Expansion of Phosphogypsum Storage Stack

Corporate Engineering Group

This fertilizer Plant in Pocatello, Idaho, began producing Phosphoric Acid and other phosphate fertilizer products in 1944. Today the plant produces over 1 million tons of product annually.  The byproduct of the process, phosphogypsum (gypsum) has been slurried with water and transported and stored in large storage areas (stacks) on the site.  For many years the gypsum was stored in unlined stacks.  Leachate from the stacks permeating into the ground over the years, resulted in contaminated groundwater discharges.  In order to continue fertilizer production in an environmentally conscious manner, the Owner retained Ardaman & Associates, Inc. to design lined facilities, and expand the stack storage vertically.  Lining of the stack is part of a source control action to reduce seepage and loading of phosphorus to ground water beneath the stack. The fully lined stack will reduce seepage of low pH process water to groundwater from approximately 850 gpm to less than 1 gpm, which meets the owner’s compliance agreement with the US EPA and Idaho DEQ.

Design and construction of this project encompassed many separate elements. Since the expansion had to primarily sit on top of the existing stack, it was necessary to construct the storage areas in stages, and to date they encompass six separate cells of varying size, configuration and character.
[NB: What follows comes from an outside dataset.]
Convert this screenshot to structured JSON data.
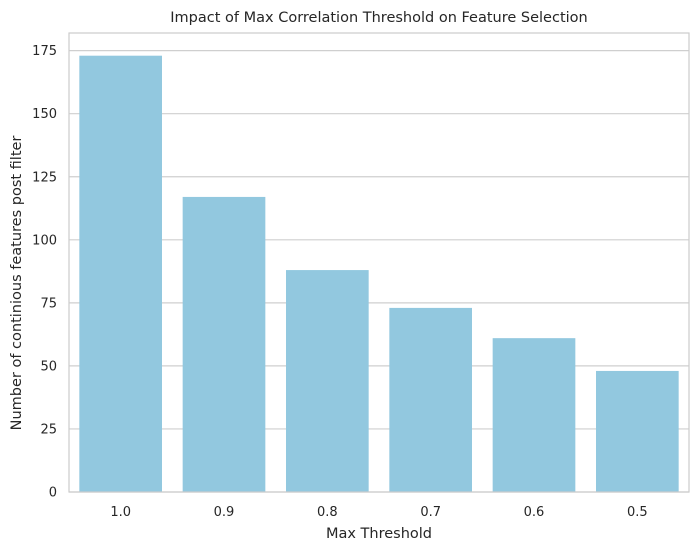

Four of the cells (Nos. 2 through 5) are adjacent to the mountainside and require innovative and unique design and construction methods to safely store the gypsum against the rugged mountain slope that was as steep as 34 degrees.  The analysis of the gypsum characteristics required an extensive series of physical and chemical tests to evaluate the gypsum strength, compressibility, permeability and erodibility.  The geotechnical engineering analysis was complex especially evaluating consolidation of the existing and future stacks over time.  The depth of existing compressible gypsum beneath the proposed vertical expansion was highly variable, creating the potential for significant differential settlements.  Every design element within the stack (drains, pipelines, drainage structures, liner, access roads, etc.) had to be individually evaluated to assess the long term impact of these settlements.

The project was selected for an Honor Award by the Florida Institute of Consulting Engineers as part of their Engineering Excellence Awards program.